Below code is for just testing on google dataset which are applied yamnet model for prediction which are predict on it correctly.**bold text**

In [None]:
import tensorflow as tf
import tensorflow_hub as hub
import numpy as np
import csv

import matplotlib.pyplot as plt
from IPython.display import Audio
from scipy.io import wavfile

In [None]:
# Load the model.
model = hub.load('https://tfhub.dev/google/yamnet/1')

In [None]:
# Find the name of the class with the top score when mean-aggregated across frames.
def class_names_from_csv(class_map_csv_text):
  """Returns list of class names corresponding to score vector."""
  class_names = []
  with tf.io.gfile.GFile(class_map_csv_text) as csvfile:
    reader = csv.DictReader(csvfile)
    for row in reader:
      class_names.append(row['display_name'])

  return class_names

class_map_path = model.class_map_path().numpy()
class_names = class_names_from_csv(class_map_path)

In [None]:
def ensure_sample_rate(original_sample_rate, waveform,
                       desired_sample_rate=16000):
  """Resample waveform if required."""
  if original_sample_rate != desired_sample_rate:
    desired_length = int(round(float(len(waveform)) /
                               original_sample_rate * desired_sample_rate))
    waveform = scipy.signal.resample(waveform, desired_length)
  return desired_sample_rate, waveform

In [None]:
!curl -O https://storage.googleapis.com/audioset/speech_whistling2.wav

In [None]:
!curl -O https://storage.googleapis.com/audioset/miaow_16k.wav

In [None]:
# wav_file_name = 'speech_whistling2.wav'
wav_file_name = 'miaow_16k.wav'
sample_rate, wav_data = wavfile.read(wav_file_name, 'rb')
sample_rate, wav_data = ensure_sample_rate(sample_rate, wav_data)
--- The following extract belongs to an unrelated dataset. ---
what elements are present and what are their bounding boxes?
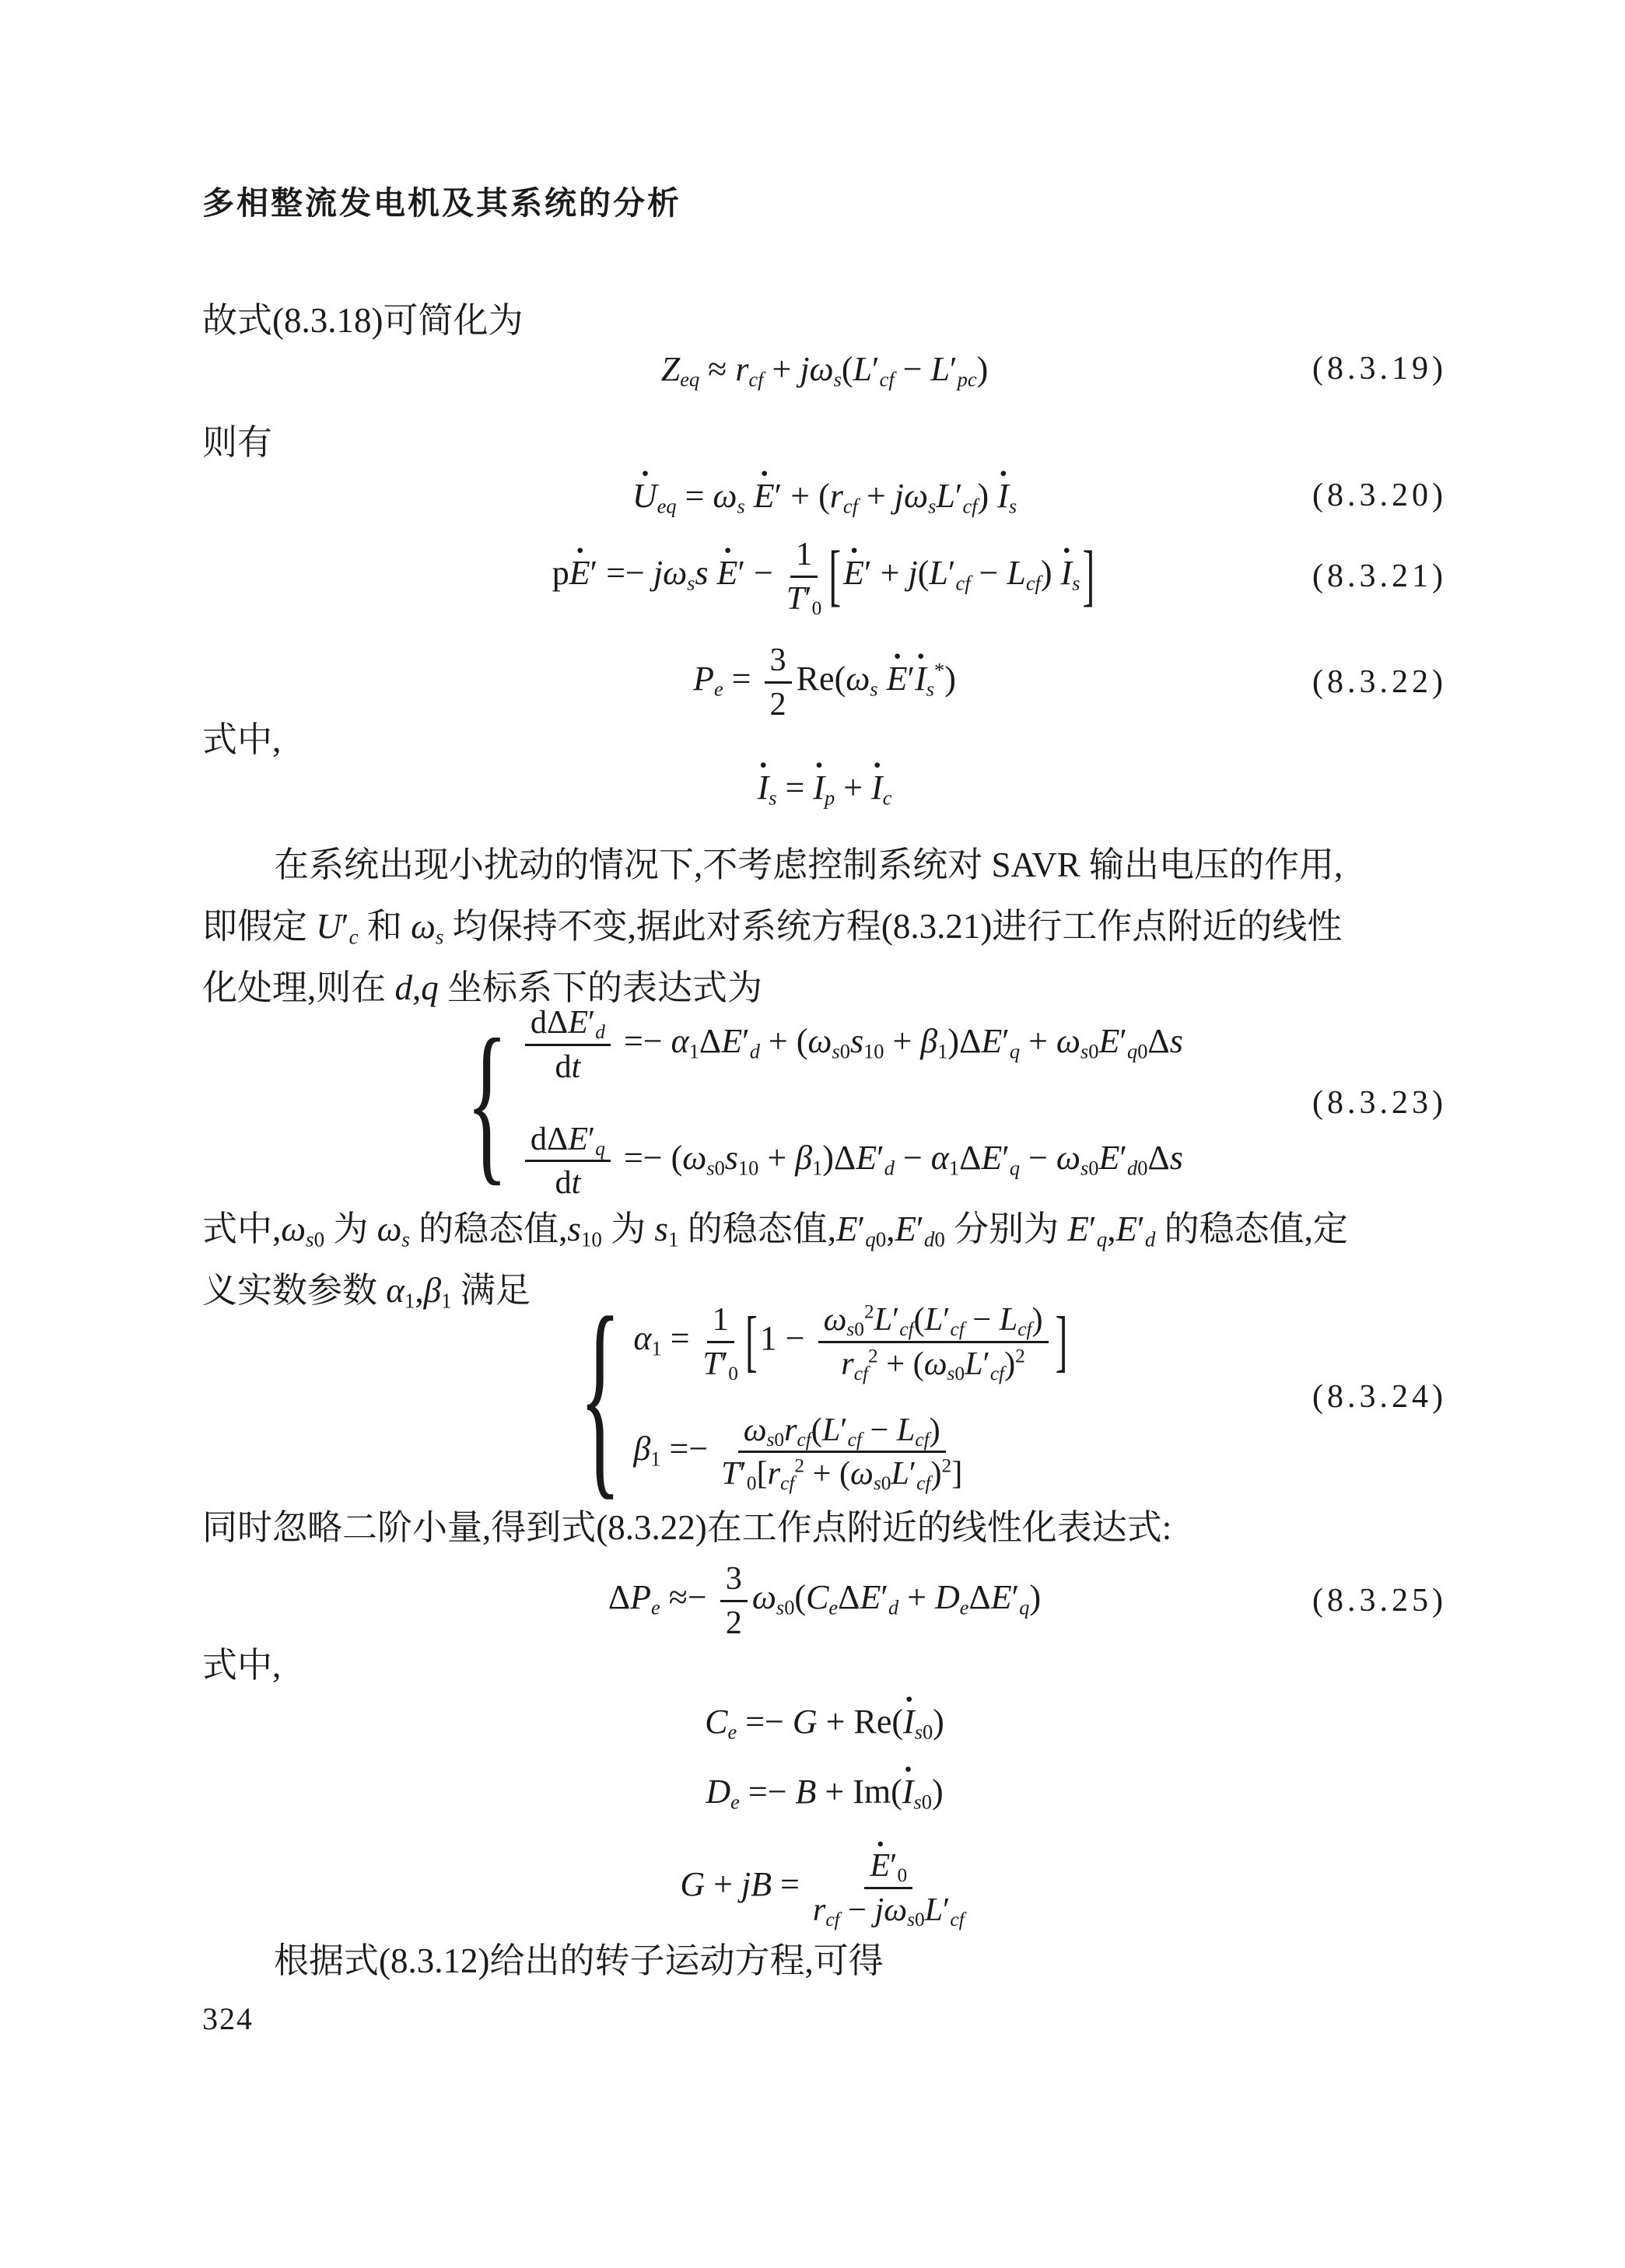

# Show some basic information about the audio.
duration = len(wav_data)/sample_rate
print(f'Sample rate: {sample_rate} Hz')
print(f'Total duration: {duration:.2f}s')
print(f'Size of the input: {len(wav_data)}')

# Listening to the wav file.
Audio(wav_data, rate=sample_rate)

In [None]:
waveform = wav_data / tf.int16.max

In [None]:
# Run the model, check the output.
scores, embeddings, spectrogram = model(waveform)

In [None]:
scores_np = scores.numpy()
spectrogram_np = spectrogram.numpy()
infered_class = class_names[scores_np.mean(axis=0).argmax()]
print(f'The main sound is: {infered_class}')

In [None]:
plt.figure(figsize=(10, 6))

# Plot the waveform.
plt.subplot(3, 1, 1)
plt.plot(waveform)
plt.xlim([0, len(waveform)])

# Plot the log-mel spectrogram (returned by the model).
plt.subplot(3, 1, 2)
plt.imshow(spectrogram_np.T, aspect='auto', interpolation='nearest', origin='lower')

# Plot and label the model output scores for the top-scoring classes.
mean_scores = np.mean(scores, axis=0)
top_n = 10
top_class_indices = np.argsort(mean_scores)[::-1][:top_n]
plt.subplot(3, 1, 3)
plt.imshow(scores_np[:, top_class_indices].T, aspect='auto', interpolation='nearest', cmap='gray_r')

# patch_padding = (PATCH_WINDOW_SECONDS / 2) / PATCH_HOP_SECONDS
# values from the model documentation
patch_padding = (0.025 / 2) / 0.01
plt.xlim([-patch_padding-0.5, scores.shape[0] + patch_padding-0.5])
# Label the top_N classes.
yticks = range(0, top_n, 1)
plt.yticks(yticks, [class_names[top_class_indices[x]] for x in yticks])
_ = plt.ylim(-0.5 + np.array([top_n, 0]))